Senior Research Fellow

BA, DipEd (Melb) , BEd (LaTrobe), MEd (Monash)

Ms Suzanne Mellor, a Senior Research Fellow, joined ACER in 1990 and has worked on many policy and survey research projects, some of them evaluative of education policy and program implementation. 

In 2002 she was joint-researcher for the World Bank project Promoting Social Tolerance and Cohesion Through Education, in the South Pacific.  Recommendations from the three project reports were well received and resulted in policy change in the researched countries.

Project management for ACER of civics and citizenship projects has included review papers for the Curriculum Corporation: The Pedagogy of Civics and Citizenship Education and School Ethos and Citizenship, the 1998 report ‘What’s the Point?’: Political Attitudes of Victorian Year 11 Students.  She was project manager of the national Australian component of the IEA Civics Education Study 1995-2002, and prepared the national report.  In 2000-3 she conducted the evaluation of the Victorian Discovering Democracy Professional Development Program, resulting in Discovering Democracy in Action: Implementing the Program.

From 2003-6 she was ACER’s Project Director of the inaugural National Sample Assessment in Civics and Citizenship of Year 6 and 10 students in 600 schools in Australia, for MCEETYA.  She led the research project team, managed the development of a nationally–accepted assessment domain, the development and trialling of assessment instruments and context questionnaires – all of which were negotiated with all the Australian educational jurisdictions.  The conduct of the assessment in 600 schools in October 2004 was followed by the report released in December 2005.  Since 2004, as ACER’s Project Director, she has directed the second cycle of the National Assessment Program-Civics and Citizenship, with testing of Yr 6 and Yr10 students in 620 schools to be conducted in October 2007.
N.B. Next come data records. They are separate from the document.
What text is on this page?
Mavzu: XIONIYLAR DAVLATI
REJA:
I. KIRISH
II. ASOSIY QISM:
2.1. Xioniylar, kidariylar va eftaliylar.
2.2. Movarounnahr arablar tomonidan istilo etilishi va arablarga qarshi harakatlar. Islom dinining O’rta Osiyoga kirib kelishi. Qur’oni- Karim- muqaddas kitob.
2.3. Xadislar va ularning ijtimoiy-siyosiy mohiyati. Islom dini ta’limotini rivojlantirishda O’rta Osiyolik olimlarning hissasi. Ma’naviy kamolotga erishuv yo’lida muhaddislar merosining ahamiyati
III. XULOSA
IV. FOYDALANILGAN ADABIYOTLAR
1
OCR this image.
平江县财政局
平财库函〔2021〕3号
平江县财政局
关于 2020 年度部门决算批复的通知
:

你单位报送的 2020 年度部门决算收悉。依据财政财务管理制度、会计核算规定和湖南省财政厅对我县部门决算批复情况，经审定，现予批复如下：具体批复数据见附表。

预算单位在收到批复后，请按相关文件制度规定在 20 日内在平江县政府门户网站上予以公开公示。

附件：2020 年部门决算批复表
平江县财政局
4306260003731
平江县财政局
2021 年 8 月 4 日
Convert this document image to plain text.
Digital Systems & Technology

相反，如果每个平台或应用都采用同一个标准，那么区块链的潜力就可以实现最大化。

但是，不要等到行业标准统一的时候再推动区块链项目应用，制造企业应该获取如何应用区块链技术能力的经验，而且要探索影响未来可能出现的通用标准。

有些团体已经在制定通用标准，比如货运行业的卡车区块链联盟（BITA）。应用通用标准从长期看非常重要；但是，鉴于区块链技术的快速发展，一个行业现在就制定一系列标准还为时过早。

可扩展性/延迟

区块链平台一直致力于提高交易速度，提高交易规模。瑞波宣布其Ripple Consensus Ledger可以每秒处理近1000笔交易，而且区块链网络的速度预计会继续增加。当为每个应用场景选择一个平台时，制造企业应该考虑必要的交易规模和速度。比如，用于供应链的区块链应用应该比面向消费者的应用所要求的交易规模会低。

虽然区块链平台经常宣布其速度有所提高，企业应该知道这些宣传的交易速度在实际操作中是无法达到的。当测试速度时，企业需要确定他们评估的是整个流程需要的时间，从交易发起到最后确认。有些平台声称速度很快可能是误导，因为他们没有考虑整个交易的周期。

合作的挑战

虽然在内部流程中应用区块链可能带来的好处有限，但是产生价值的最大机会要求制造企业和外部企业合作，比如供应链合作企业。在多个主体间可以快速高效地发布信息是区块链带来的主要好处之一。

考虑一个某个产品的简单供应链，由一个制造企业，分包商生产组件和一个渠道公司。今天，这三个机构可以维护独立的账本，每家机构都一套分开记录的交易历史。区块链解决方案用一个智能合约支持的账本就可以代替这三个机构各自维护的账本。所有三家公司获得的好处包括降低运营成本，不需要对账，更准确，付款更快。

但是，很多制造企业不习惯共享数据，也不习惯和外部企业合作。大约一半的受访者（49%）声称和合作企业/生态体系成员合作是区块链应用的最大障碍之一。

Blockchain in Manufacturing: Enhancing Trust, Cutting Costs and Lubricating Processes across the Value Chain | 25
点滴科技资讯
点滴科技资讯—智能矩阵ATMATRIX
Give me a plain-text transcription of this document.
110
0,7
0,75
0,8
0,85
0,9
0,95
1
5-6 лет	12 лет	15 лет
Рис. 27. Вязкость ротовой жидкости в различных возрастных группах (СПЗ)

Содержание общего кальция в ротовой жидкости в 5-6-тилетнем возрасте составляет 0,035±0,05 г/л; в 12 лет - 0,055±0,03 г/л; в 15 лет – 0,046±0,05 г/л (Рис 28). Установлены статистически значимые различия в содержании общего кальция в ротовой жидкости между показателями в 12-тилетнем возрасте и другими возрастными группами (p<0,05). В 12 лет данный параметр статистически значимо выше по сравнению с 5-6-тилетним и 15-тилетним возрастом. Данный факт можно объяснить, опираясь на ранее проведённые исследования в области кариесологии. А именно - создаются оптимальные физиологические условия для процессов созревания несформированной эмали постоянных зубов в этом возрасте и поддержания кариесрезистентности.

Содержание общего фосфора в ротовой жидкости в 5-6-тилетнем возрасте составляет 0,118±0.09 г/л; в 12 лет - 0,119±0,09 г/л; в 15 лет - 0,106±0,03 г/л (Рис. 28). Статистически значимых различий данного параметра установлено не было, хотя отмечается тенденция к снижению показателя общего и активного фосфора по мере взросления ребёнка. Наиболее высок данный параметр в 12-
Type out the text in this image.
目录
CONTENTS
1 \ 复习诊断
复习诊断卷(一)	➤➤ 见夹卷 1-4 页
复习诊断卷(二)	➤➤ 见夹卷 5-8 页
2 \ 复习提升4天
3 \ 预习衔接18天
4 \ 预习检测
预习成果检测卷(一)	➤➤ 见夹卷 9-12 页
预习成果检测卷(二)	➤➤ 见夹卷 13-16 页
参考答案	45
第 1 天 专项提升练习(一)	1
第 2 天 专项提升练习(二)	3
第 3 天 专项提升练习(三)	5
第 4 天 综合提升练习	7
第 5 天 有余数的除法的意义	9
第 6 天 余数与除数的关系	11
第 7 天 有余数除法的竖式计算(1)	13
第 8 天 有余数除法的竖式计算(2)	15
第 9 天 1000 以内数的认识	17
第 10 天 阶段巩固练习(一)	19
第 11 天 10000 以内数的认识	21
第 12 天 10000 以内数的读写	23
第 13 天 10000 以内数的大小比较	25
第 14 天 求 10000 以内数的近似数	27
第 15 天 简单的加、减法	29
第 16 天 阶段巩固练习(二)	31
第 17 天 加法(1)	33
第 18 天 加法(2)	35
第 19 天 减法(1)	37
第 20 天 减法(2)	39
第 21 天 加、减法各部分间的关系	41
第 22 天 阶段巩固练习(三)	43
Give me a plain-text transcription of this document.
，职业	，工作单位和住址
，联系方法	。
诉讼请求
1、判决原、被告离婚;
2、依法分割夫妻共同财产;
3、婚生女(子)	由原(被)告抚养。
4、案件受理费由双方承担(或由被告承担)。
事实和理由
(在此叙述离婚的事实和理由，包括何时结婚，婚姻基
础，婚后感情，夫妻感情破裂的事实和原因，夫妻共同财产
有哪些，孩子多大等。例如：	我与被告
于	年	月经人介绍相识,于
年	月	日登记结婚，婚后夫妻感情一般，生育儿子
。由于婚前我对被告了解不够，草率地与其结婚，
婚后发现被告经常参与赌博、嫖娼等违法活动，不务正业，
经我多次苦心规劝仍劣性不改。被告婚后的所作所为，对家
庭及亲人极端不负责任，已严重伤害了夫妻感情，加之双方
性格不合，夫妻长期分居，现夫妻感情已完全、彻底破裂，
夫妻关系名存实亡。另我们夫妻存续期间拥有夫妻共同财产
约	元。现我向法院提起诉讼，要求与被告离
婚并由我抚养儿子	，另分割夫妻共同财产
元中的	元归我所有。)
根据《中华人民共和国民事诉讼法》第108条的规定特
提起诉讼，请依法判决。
She is currently Series Editor for ACER’s major research journal: Australian Education Review and was co-author of the first of the renewed editions: AER 47: The Case for Change: A review of contemporary research on Indigenous education outcomes, first published in 2004.

Ms Mellor has a practitioner background, having taught in secondary and tertiary institutions for over twenty years, coordinated curriculum writing for accrediting bodies, devising and providing a wide range of professional development activities for teachers, and writing text books for many levels and in a range of methodologies.